Is this already an equation/law that has been found?
So I was messing around with some numbers today and I have found a way to quickly add summations (probably not the first one to discover it but...) this only works when you start at 1 (i.e. $1+2+3+4+5$) The equations are these
If the number ($n$) is odd do this:
$$\sum=\left(\frac{n+1}{2}\right)\cdot{}n$$
If the number ($n$) is even do this:
$$\sum =\left ( \frac{(n/2)+(n/2+1) }{2} \right )\ast n$$
So my question is, is this already a law/equation of some sort that someone has already found out because I think I remember hearing something similar to it but I do not know. Unfortunately I am only a freshman in geometry so have never been exposed to any things having to do with summations :(
Solution 1:
Both formulas amount ot $\frac{n(n+1)}{2}$ (where the numerator is even because one of $n, n+1$ is even).

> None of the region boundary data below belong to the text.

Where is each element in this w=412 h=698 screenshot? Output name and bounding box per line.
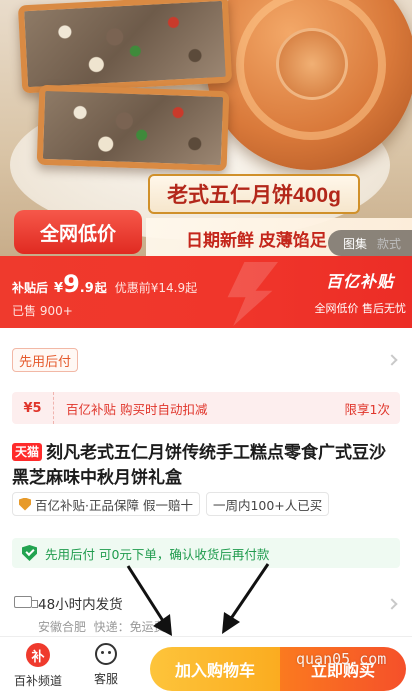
coupon-amount: ¥5 xyxy=(12,392,54,424)
price-decimal: .9 xyxy=(79,281,94,296)
truck-icon xyxy=(14,596,38,608)
subsidy-channel-label: 百补频道 xyxy=(13,674,62,688)
tmall-badge: 天猫 xyxy=(12,443,43,461)
brand-slogan: 全网低价 售后无忧 xyxy=(314,302,407,315)
product-image-carousel[interactable]: 老式五仁月饼400g 日期新鲜 皮薄馅足 全网低价 图集 款式 xyxy=(0,0,412,256)
shipping-time: 48小时内发货 xyxy=(38,597,123,613)
subsidy-brand-logo: 百亿补贴 xyxy=(325,274,394,291)
price-line: 补贴后 ¥ 9 .9 起 优惠前¥14.9起 xyxy=(12,272,197,296)
ship-fee: 快递：免运费 xyxy=(93,620,166,634)
shipping-detail: 安徽合肥 快递：免运费 xyxy=(38,618,166,635)
product-title: 天猫 刻凡老式五仁月饼传统手工糕点零食广式豆沙黑芝麻味中秋月饼礼盒 xyxy=(12,440,402,490)
pay-later-row[interactable]: 先用后付 xyxy=(0,340,412,380)
price-suffix: 起 xyxy=(94,281,107,295)
check-shield-icon xyxy=(22,545,37,561)
pay-later-tag: 先用后付 xyxy=(12,348,79,372)
shipping-row[interactable]: 48小时内发货 安徽合肥 快递：免运费 xyxy=(0,586,412,636)
add-to-cart-button[interactable]: 加入购物车 xyxy=(150,647,280,691)
pay-later-banner[interactable]: 先用后付 可0元下单，确认收货后再付款 xyxy=(12,538,400,568)
shield-icon xyxy=(19,497,31,511)
chevron-right-icon xyxy=(386,598,398,610)
original-price: 优惠前¥14.9起 xyxy=(114,281,198,295)
ship-origin: 安徽合肥 xyxy=(38,620,87,634)
subsidy-channel-button[interactable]: 补 百补频道 xyxy=(6,643,70,689)
currency-symbol: ¥ xyxy=(54,281,64,296)
sales-tag: 一周内100+人已买 xyxy=(205,492,330,516)
mooncake-slice-image xyxy=(36,84,230,172)
sales-text: 一周内100+人已买 xyxy=(212,497,323,513)
coupon-text: 百亿补贴 购买时自动扣减 xyxy=(66,401,208,417)
price-label: 补贴后 xyxy=(12,281,49,295)
lightning-icon xyxy=(227,262,278,326)
chat-face-icon xyxy=(95,643,117,665)
sold-count: 已售 900+ xyxy=(12,304,73,318)
watermark: quan05.com xyxy=(296,650,387,668)
tab-gallery[interactable]: 图集 xyxy=(338,235,372,252)
price-integer: 9 xyxy=(63,270,80,298)
chevron-right-icon xyxy=(386,354,398,366)
guarantee-row: 百亿补贴·正品保障 假一赔十 一周内100+人已买 xyxy=(12,492,330,516)
pay-later-text: 先用后付 可0元下单，确认收货后再付款 xyxy=(45,546,270,562)
customer-service-button[interactable]: 客服 xyxy=(74,643,138,687)
product-title-text: 刻凡老式五仁月饼传统手工糕点零食广式豆沙黑芝麻味中秋月饼礼盒 xyxy=(12,443,387,487)
guarantee-tag[interactable]: 百亿补贴·正品保障 假一赔十 xyxy=(12,492,200,516)
gallery-tabs: 图集 款式 xyxy=(327,230,412,256)
mooncake-slice-image xyxy=(17,0,233,94)
coupon-limit: 限享1次 xyxy=(344,401,390,417)
product-name-banner: 老式五仁月饼400g xyxy=(148,174,360,214)
tab-styles[interactable]: 款式 xyxy=(372,235,406,252)
low-price-badge: 全网低价 xyxy=(14,210,142,254)
subsidy-icon: 补 xyxy=(26,643,50,667)
customer-service-label: 客服 xyxy=(93,672,118,686)
subsidy-price-bar: 补贴后 ¥ 9 .9 起 优惠前¥14.9起 已售 900+ 百亿补贴 全网低价… xyxy=(0,256,412,328)
guarantee-text: 百亿补贴·正品保障 假一赔十 xyxy=(35,497,193,513)
coupon-strip[interactable]: ¥5 百亿补贴 购买时自动扣减 限享1次 xyxy=(12,392,400,424)
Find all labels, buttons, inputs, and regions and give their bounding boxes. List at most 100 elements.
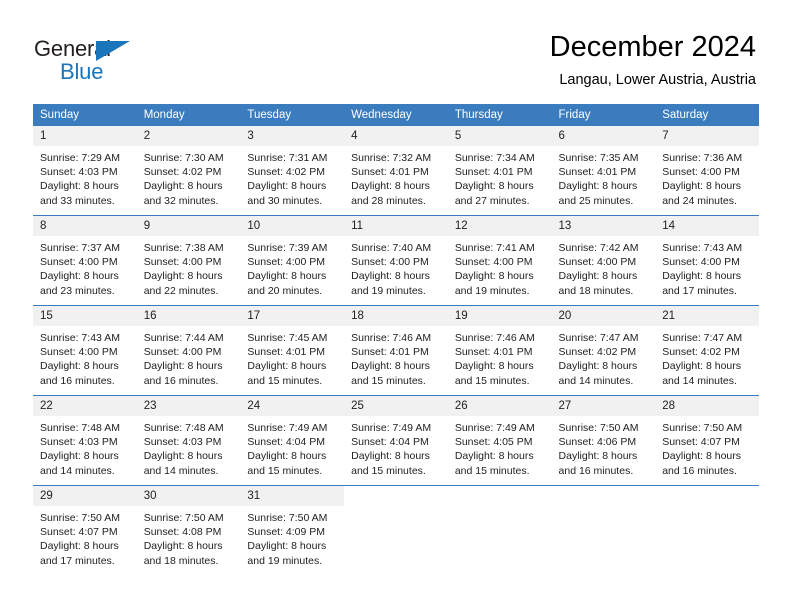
day-details: Sunrise: 7:44 AM Sunset: 4:00 PM Daylight:… bbox=[137, 326, 241, 388]
calendar-day-cell[interactable]: 17 Sunrise: 7:45 AM Sunset: 4:01 PM Dayligh… bbox=[240, 305, 345, 396]
calendar-day-cell[interactable]: 27 Sunrise: 7:50 AM Sunset: 4:06 PM Dayligh… bbox=[551, 395, 656, 486]
daylight-duration-line1: Daylight: 8 hours bbox=[40, 540, 119, 553]
day-number: 23 bbox=[136, 396, 241, 416]
calendar-day-cell[interactable]: 28 Sunrise: 7:50 AM Sunset: 4:07 PM Dayligh… bbox=[655, 395, 759, 486]
calendar-day-cell[interactable]: 21 Sunrise: 7:47 AM Sunset: 4:02 PM Dayligh… bbox=[655, 305, 759, 396]
day-details: Sunrise: 7:48 AM Sunset: 4:03 PM Daylight:… bbox=[137, 416, 241, 478]
sunrise-time: Sunrise: 7:40 AM bbox=[351, 242, 432, 254]
daylight-duration-line2: and 32 minutes. bbox=[143, 194, 219, 207]
calendar-day-cell[interactable]: 1 Sunrise: 7:29 AM Sunset: 4:03 PM Daylight… bbox=[33, 126, 137, 216]
day-number: 16 bbox=[136, 306, 241, 326]
sunset-time: Sunset: 4:07 PM bbox=[40, 526, 118, 539]
calendar-day-cell[interactable]: 31 Sunrise: 7:50 AM Sunset: 4:09 PM Dayligh… bbox=[240, 485, 345, 575]
daylight-duration-line2: and 22 minutes. bbox=[143, 284, 219, 297]
sunrise-time: Sunrise: 7:49 AM bbox=[351, 422, 432, 434]
calendar-day-cell[interactable]: 20 Sunrise: 7:47 AM Sunset: 4:02 PM Dayligh… bbox=[551, 305, 656, 396]
daylight-duration-line2: and 15 minutes. bbox=[247, 464, 323, 477]
day-number: 15 bbox=[33, 306, 137, 326]
calendar-day-cell[interactable]: 25 Sunrise: 7:49 AM Sunset: 4:04 PM Dayligh… bbox=[344, 395, 448, 486]
daylight-duration-line1: Daylight: 8 hours bbox=[351, 360, 430, 373]
calendar-day-cell[interactable]: 30 Sunrise: 7:50 AM Sunset: 4:08 PM Dayligh… bbox=[136, 485, 241, 575]
daylight-duration-line1: Daylight: 8 hours bbox=[558, 180, 638, 193]
daylight-duration-line2: and 15 minutes. bbox=[454, 374, 530, 387]
sunrise-sunset-calendar-table: Sunday Monday Tuesday Wednesday Thursday… bbox=[33, 104, 759, 575]
daylight-duration-line2: and 30 minutes. bbox=[247, 194, 323, 207]
day-details: Sunrise: 7:37 AM Sunset: 4:00 PM Daylight:… bbox=[33, 236, 137, 298]
day-number bbox=[447, 486, 552, 506]
day-details: Sunrise: 7:32 AM Sunset: 4:01 PM Daylight:… bbox=[344, 146, 448, 208]
calendar-day-cell[interactable]: 7 Sunrise: 7:36 AM Sunset: 4:00 PM Daylight… bbox=[655, 126, 759, 216]
daylight-duration-line2: and 16 minutes. bbox=[143, 374, 219, 387]
day-details: Sunrise: 7:35 AM Sunset: 4:01 PM Daylight:… bbox=[552, 146, 656, 208]
daylight-duration-line2: and 28 minutes. bbox=[351, 194, 426, 207]
day-details: Sunrise: 7:30 AM Sunset: 4:02 PM Daylight:… bbox=[137, 146, 241, 208]
day-number: 27 bbox=[551, 396, 656, 416]
calendar-day-cell[interactable]: 15 Sunrise: 7:43 AM Sunset: 4:00 PM Dayligh… bbox=[33, 305, 137, 396]
day-details: Sunrise: 7:46 AM Sunset: 4:01 PM Daylight:… bbox=[344, 326, 448, 388]
daylight-duration-line1: Daylight: 8 hours bbox=[351, 180, 430, 193]
sunrise-time: Sunrise: 7:44 AM bbox=[143, 332, 224, 344]
daylight-duration-line1: Daylight: 8 hours bbox=[454, 180, 534, 193]
sunrise-time: Sunrise: 7:48 AM bbox=[40, 422, 120, 434]
sunset-time: Sunset: 4:04 PM bbox=[351, 436, 429, 449]
calendar-day-cell[interactable]: 12 Sunrise: 7:41 AM Sunset: 4:00 PM Dayligh… bbox=[447, 215, 552, 306]
calendar-day-cell[interactable]: 16 Sunrise: 7:44 AM Sunset: 4:00 PM Dayligh… bbox=[136, 305, 241, 396]
daylight-duration-line2: and 14 minutes. bbox=[143, 464, 219, 477]
calendar-day-cell[interactable]: 24 Sunrise: 7:49 AM Sunset: 4:04 PM Dayligh… bbox=[240, 395, 345, 486]
day-details: Sunrise: 7:47 AM Sunset: 4:02 PM Daylight:… bbox=[655, 326, 759, 388]
calendar-day-cell[interactable]: 29 Sunrise: 7:50 AM Sunset: 4:07 PM Dayligh… bbox=[33, 485, 137, 575]
calendar-page: General Blue December 2024 Langau, Lower… bbox=[0, 0, 792, 612]
page-title: December 2024 bbox=[549, 31, 756, 63]
daylight-duration-line2: and 19 minutes. bbox=[247, 554, 323, 567]
weekday-header-saturday: Saturday bbox=[655, 104, 759, 126]
daylight-duration-line2: and 14 minutes. bbox=[40, 464, 115, 477]
sunset-time: Sunset: 4:00 PM bbox=[40, 346, 118, 359]
day-number: 14 bbox=[655, 216, 759, 236]
day-details: Sunrise: 7:48 AM Sunset: 4:03 PM Daylight:… bbox=[33, 416, 137, 478]
day-number: 19 bbox=[447, 306, 552, 326]
calendar-header-row-group: Sunday Monday Tuesday Wednesday Thursday… bbox=[33, 104, 759, 126]
daylight-duration-line1: Daylight: 8 hours bbox=[351, 270, 430, 283]
sunset-time: Sunset: 4:01 PM bbox=[247, 346, 326, 359]
calendar-day-cell[interactable]: 13 Sunrise: 7:42 AM Sunset: 4:00 PM Dayligh… bbox=[551, 215, 656, 306]
sunset-time: Sunset: 4:00 PM bbox=[662, 166, 740, 179]
daylight-duration-line2: and 17 minutes. bbox=[662, 284, 737, 297]
calendar-day-cell[interactable]: 26 Sunrise: 7:49 AM Sunset: 4:05 PM Dayligh… bbox=[447, 395, 552, 486]
general-blue-logo: General Blue bbox=[34, 36, 144, 84]
sunset-time: Sunset: 4:01 PM bbox=[351, 346, 429, 359]
calendar-day-cell[interactable]: 14 Sunrise: 7:43 AM Sunset: 4:00 PM Dayligh… bbox=[655, 215, 759, 306]
calendar-empty-cell bbox=[447, 485, 552, 575]
calendar-day-cell[interactable]: 23 Sunrise: 7:48 AM Sunset: 4:03 PM Dayligh… bbox=[136, 395, 241, 486]
daylight-duration-line1: Daylight: 8 hours bbox=[662, 270, 742, 283]
day-number: 21 bbox=[655, 306, 759, 326]
day-details: Sunrise: 7:49 AM Sunset: 4:04 PM Daylight:… bbox=[240, 416, 344, 478]
calendar-week-row: 15 Sunrise: 7:43 AM Sunset: 4:00 PM Dayligh… bbox=[33, 305, 759, 396]
daylight-duration-line1: Daylight: 8 hours bbox=[247, 360, 327, 373]
calendar-day-cell[interactable]: 5 Sunrise: 7:34 AM Sunset: 4:01 PM Daylight… bbox=[447, 126, 552, 216]
day-details: Sunrise: 7:31 AM Sunset: 4:02 PM Daylight:… bbox=[240, 146, 344, 208]
calendar-day-cell[interactable]: 8 Sunrise: 7:37 AM Sunset: 4:00 PM Daylight… bbox=[33, 215, 137, 306]
calendar-day-cell[interactable]: 3 Sunrise: 7:31 AM Sunset: 4:02 PM Daylight… bbox=[240, 126, 345, 216]
day-number: 12 bbox=[447, 216, 552, 236]
daylight-duration-line1: Daylight: 8 hours bbox=[662, 360, 742, 373]
calendar-day-cell[interactable]: 11 Sunrise: 7:40 AM Sunset: 4:00 PM Dayligh… bbox=[344, 215, 448, 306]
calendar-day-cell[interactable]: 22 Sunrise: 7:48 AM Sunset: 4:03 PM Dayligh… bbox=[33, 395, 137, 486]
sunrise-time: Sunrise: 7:41 AM bbox=[454, 242, 535, 254]
daylight-duration-line1: Daylight: 8 hours bbox=[558, 360, 638, 373]
calendar-day-cell[interactable]: 9 Sunrise: 7:38 AM Sunset: 4:00 PM Daylight… bbox=[136, 215, 241, 306]
sunrise-time: Sunrise: 7:49 AM bbox=[454, 422, 535, 434]
daylight-duration-line1: Daylight: 8 hours bbox=[143, 450, 223, 463]
day-details: Sunrise: 7:38 AM Sunset: 4:00 PM Daylight:… bbox=[137, 236, 241, 298]
day-number: 13 bbox=[551, 216, 656, 236]
calendar-day-cell[interactable]: 18 Sunrise: 7:46 AM Sunset: 4:01 PM Dayligh… bbox=[344, 305, 448, 396]
calendar-day-cell[interactable]: 2 Sunrise: 7:30 AM Sunset: 4:02 PM Daylight… bbox=[136, 126, 241, 216]
calendar-day-cell[interactable]: 10 Sunrise: 7:39 AM Sunset: 4:00 PM Dayligh… bbox=[240, 215, 345, 306]
calendar-day-cell[interactable]: 19 Sunrise: 7:46 AM Sunset: 4:01 PM Dayligh… bbox=[447, 305, 552, 396]
calendar-day-cell[interactable]: 6 Sunrise: 7:35 AM Sunset: 4:01 PM Daylight… bbox=[551, 126, 656, 216]
day-details: Sunrise: 7:46 AM Sunset: 4:01 PM Daylight:… bbox=[448, 326, 552, 388]
weekday-header-sunday: Sunday bbox=[33, 104, 137, 126]
calendar-day-cell[interactable]: 4 Sunrise: 7:32 AM Sunset: 4:01 PM Daylight… bbox=[344, 126, 448, 216]
sunrise-time: Sunrise: 7:30 AM bbox=[143, 152, 224, 164]
sunrise-time: Sunrise: 7:50 AM bbox=[40, 512, 120, 524]
daylight-duration-line1: Daylight: 8 hours bbox=[558, 450, 638, 463]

This is a well-known result and anecdotally attributed to Gauß who - as a child - is said to have solved the summation $1+2+\ldots +100$ within seconds, much to the surprise of his teacher who hd posed the problem in order to keep his class busy for a longer while ...
Solution 2:
The formula for the sum of all natural numbers less than or equal to $n$ is well known: and it holds for both odd and even $n$ $$1 + 2 + \cdots + n = \sum_{i = 1}^n i = \dfrac{n(n+1)}{2}$$
Solution 3:
Both results are the same, and are an instance of the formula for the sum of an arithmetic progression, in which each term is obtained from the previous one by adding a constant increment. In general the sum of such a progression is the product of its number of terms times the average of its first and last terms. Maybe you can see right away why this is so (it is a nice exercise); if not the linked article explains it. There also exists a formula for the sum of a geometric progression, in which each term is obtained from the previous one by a multiplying by a constant factor, and indeed for many more types of finite sums.